Tahun 1994. Siang atau sore sepulang kuliah di IAIN Sunan Gunung Djati Bandung, saya biasa naik bus kota jurusan Cibiru--Kelapa. Dalam kepenatan menjadi mahasiswi, saya tak langsung pulang. Ada tempat yang jadi "rumah kedua", tempat saya bekerja paruh waktu di sebuah usaha kuliner di Jalan Merdeka---gerai ayam goreng legendaris yang dikelola kakak beradik secara bergiliran.
Saya masih single, dan saat itu Gaji UMKM sebesar Rp250.000 per bulan terasa cukup untuk sekadar jajan, beli buku bekas, atau sekadar menabung koin mimpi. Tapi saya sering tertunduk haru saat melihat karyawan lain---para ibu dan bapak yang sudah punya tanggungan rumah tangga. Dengan penghasilan yang sama, bagaimana mereka mencukupi kebutuhan dapur, sekolah anak, bahkan ongkos harian?
Kini UMKM itu telah tutup. Lahannya telah dijual ke pihak ketiga. Tapi kenangan tentang perjuangan di balik dapur panas dan antrean pelanggan itu masih hangat dalam ingatan saya.

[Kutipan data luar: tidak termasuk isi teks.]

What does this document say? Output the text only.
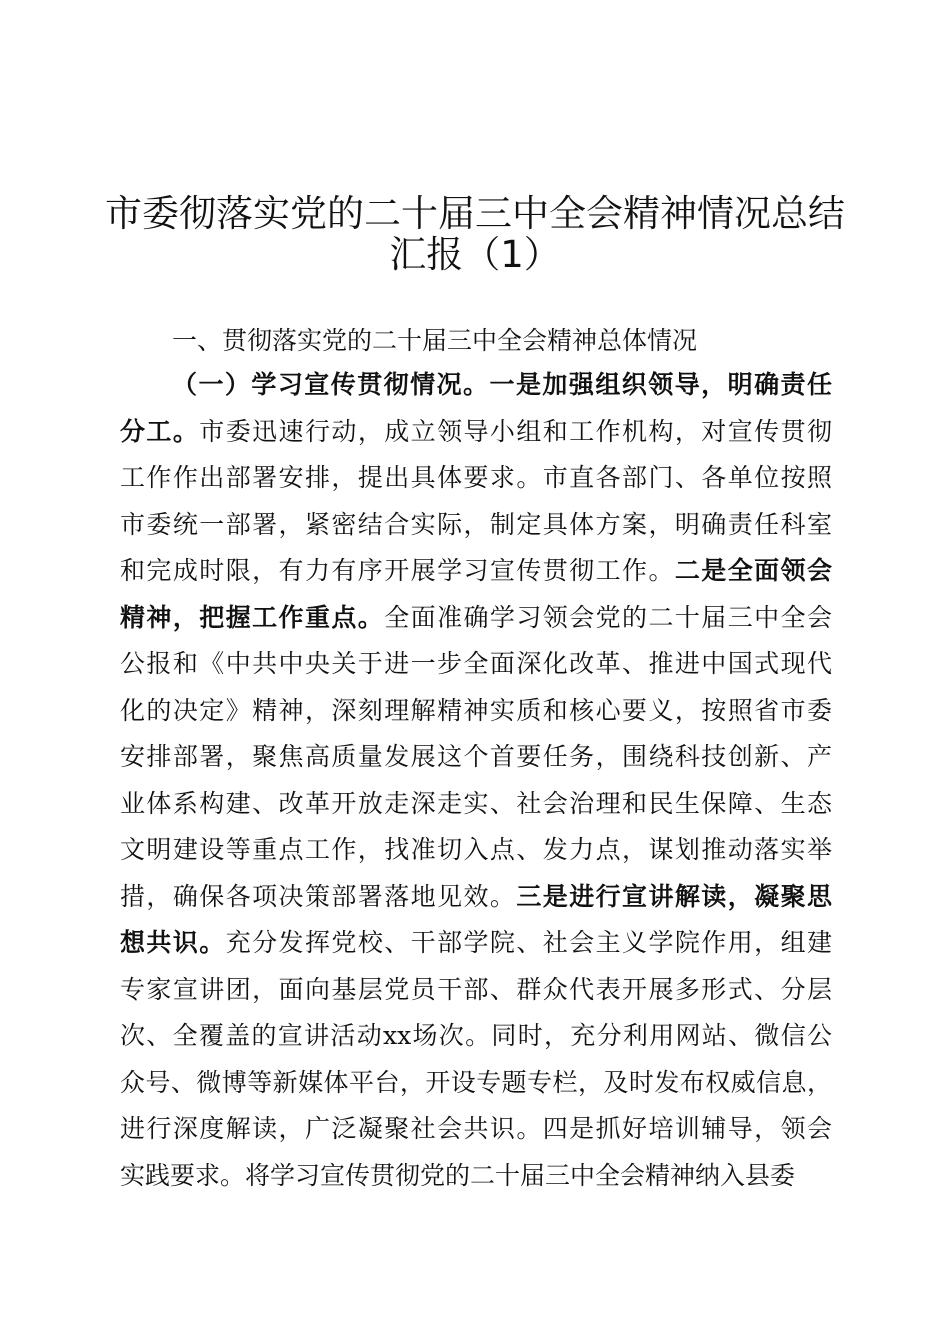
市委彻落实党的二十届三中全会精神情况总结
汇报（1）
一、贯彻落实党的二十届三中全会精神总体情况
（一）学习宣传贯彻情况。一是加强组织领导，明确责任
分工。市委迅速行动，成立领导小组和工作机构，对宣传贯彻
工作作出部署安排，提出具体要求。市直各部门、各单位按照
市委统一部署，紧密结合实际，制定具体方案，明确责任科室
和完成时限，有力有序开展学习宣传贯彻工作。二是全面领会
精神，把握工作重点。全面准确学习领会党的二十届三中全会
公报和《中共中央关于进一步全面深化改革、推进中国式现代
化的决定》精神，深刻理解精神实质和核心要义，按照省市委
安排部署，聚焦高质量发展这个首要任务，围绕科技创新、产
业体系构建、改革开放走深走实、社会治理和民生保障、生态
文明建设等重点工作，找准切入点、发力点，谋划推动落实举
措，确保各项决策部署落地见效。三是进行宣讲解读，凝聚思
想共识。充分发挥党校、干部学院、社会主义学院作用，组建
专家宣讲团，面向基层党员干部、群众代表开展多形式、分层
次、全覆盖的宣讲活动xx场次。同时，充分利用网站、微信公
众号、微博等新媒体平台，开设专题专栏，及时发布权威信息，
进行深度解读，广泛凝聚社会共识。四是抓好培训辅导，领会
实践要求。将学习宣传贯彻党的二十届三中全会精神纳入县委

Saya tak pernah tahu bagaimana pemiliknya menghitung  Gaji UMKM kami, tapi saya tahu: mereka berusaha sekuat tenaga, dan kadang pilihan yang tersedia memang tak banyak.
Bertahun-tahun kemudian, saya dan lima orang adik menghidupkan warisan alm. Bapak---usaha kuliner tahu somay khas Bandung dan es teler. Kami menyewa tempat, membuka lapak di pusat jajanan, menggaji satu-dua karyawan. Jatuh bangun sudah kami lewati. Saat pandemi COVID-19 datang, usaha kami nyaris kolaps. Dengan berat hati, kami merumahkan karyawan. Bukan karena tak butuh bantuan mereka, tapi karena kami tak ingin menzalimi mereka dengan gaji yang tak manusiawi. Sejak saat itu, usaha dikelola sendiri oleh adik-adik saya. Ada asa tersendiri, jika suatu saat usaha kembali maju dan berkembang, kami akan merekrut karyawan lagi dengan standar  Gaji UMKM yang manusiawi.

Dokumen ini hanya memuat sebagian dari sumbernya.